Beberapa obat yang biasanya diberikan untuk kasus hipertensi sekunder adalah:
- Obat diuretik golongan thiazide. Obat ini bekerja di ginjal, untuk membantu pengeluaran garam dan air dari dalam tubuh, sehingga menurunkan volume darah.
- Obat penghambat saluran kalsium (calcium channel blocker). Efek obat ini adalah terjadinya relaksasi pembuluh darah dan perlambatan denyut jantung.
- Obat penghambat beta (beta blockers). Kerja obat ini dalam menurunkan tekanan darah adalah dengan menurunkan kekuatan dan kecepatan denyut jantung serta melebarkan pembuluh darah.

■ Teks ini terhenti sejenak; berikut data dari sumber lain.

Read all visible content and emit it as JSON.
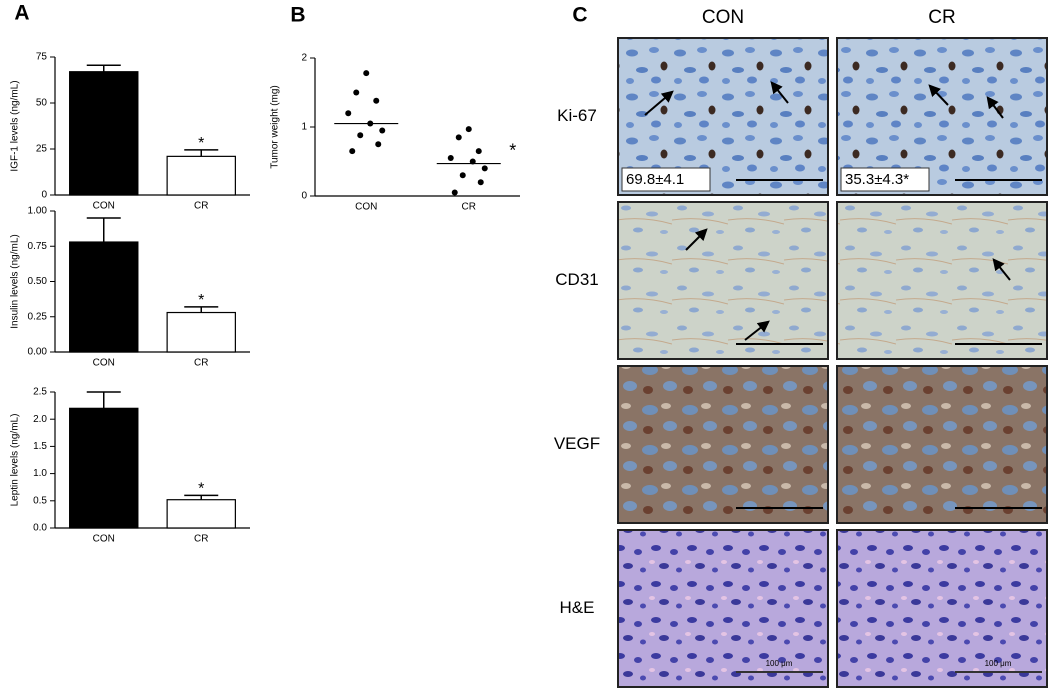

- Obat penghambat enzim pengubah angiotensin (ACE inhibitors). Obat ini berkerja dengan menghambat pembentukan zat-zat dalam tubuh yang dapat menimbulkan kontraksi pada pembuluh darah.
- Obat penghambat reseptor angiotensin II (angiotensin II receptor blockers). Sedikit berbeda dengan ACE inhibitors, penghambatan dilakukan terhadap kerja dari zat-zat yang dapat menimbulkan kontraksi pembuluh darah, bukan pada pembentukannya.
- Obat penghambat renin (direct renin inhibitors). Obat ini menghambat kerja renin, yaitu suatu hormon yang dihasilkan oleh ginjal dengan fungsi menaikkan tekanan darah.
- Obat penghambat alfa (alpha blocker). Obat ini bekerja dengan cara menghambat kontraksi pembuluh darah. Obat penghambat alfa biasa digunakan bersama dengan obat antihipertensi lain, khususnya pada hipertensi yang berkaitan dengan kerja hormon adrenalin, seperti: sindrom Conn, sindrom Cushing, atau pheochromocytoma.
Komplikasi Hipertensi Sekunder
Komplikasi hipertensi sekunder dapat terjadi apabila pengobatan hipertensi atau penyakit penyebab tidak dilakukan dengan benar dan tuntas. Beberapa komplikasi yang mungkin terjadi yaitu:
- Gagal jantung
- Kerusakan arteri
- Penyempitan arteri di ginjal
- Pelebaran hingga penggembungan pembuluh darah (aneurisma)
- Penyempitan atau pecahnya pembuluh darah pada mata
- Penurunan fungsi otak
Pencegahan Hipertensi Sekunder
Sebagian besar penyebab hipertensi sekunder sulit dihindari. Meskipun begitu, ada beberapa cara yang dapat dilakukan untuk menekan risiko terjadinya penyakit ini, seperti:
- Mengatur pola makan. Banyak mengonsumsi buah, sayur, atau makanan rendah lemak lainnya. Makanan seperti kentang, pisang, alpukat dan bayam yang mengandung kalium tinggi dapat menjadi pilihan. Menghindari makanan kaleng atau makanan beku untuk mengurangi asupan garam. Mengonsumsi kacang-kacangan dan susu rendah lemak juga dapat membantu menekan gejala hipertensi.
- Mengontrol berat badan. Obesitas kerap menjadi alasan utama seseorang terserang berbagai penyakit akut, termasuk hipertensi sekunder. Dengan menjaga asupan makanan dan melakukan aktivitas fisik minimal 30 menit per hari dapat membantu menurunkan tekanan darah dalam tubuh.
- Hindari merokok dan mengonsumsi minuman beralkohol. Merokok dapat merusak dinding arteri dan menyumbat aliran darah dalam tubuh, sementara minuman beralkohol dapat meningkatkan tekanan darah jika dikonsumsi secara berlebihan.
- Hindari stres berlebih. Stres dapat mengakibatkan penyempitan pembuluh darah, meningkatkan detak jantung serta tekanan darah. Stres dapat dihindari dengan melakukan aktivitas yang menenangkan, seperti meditasi, yoga, terapi pernapasan, olahraga, atau tidur secara cukup.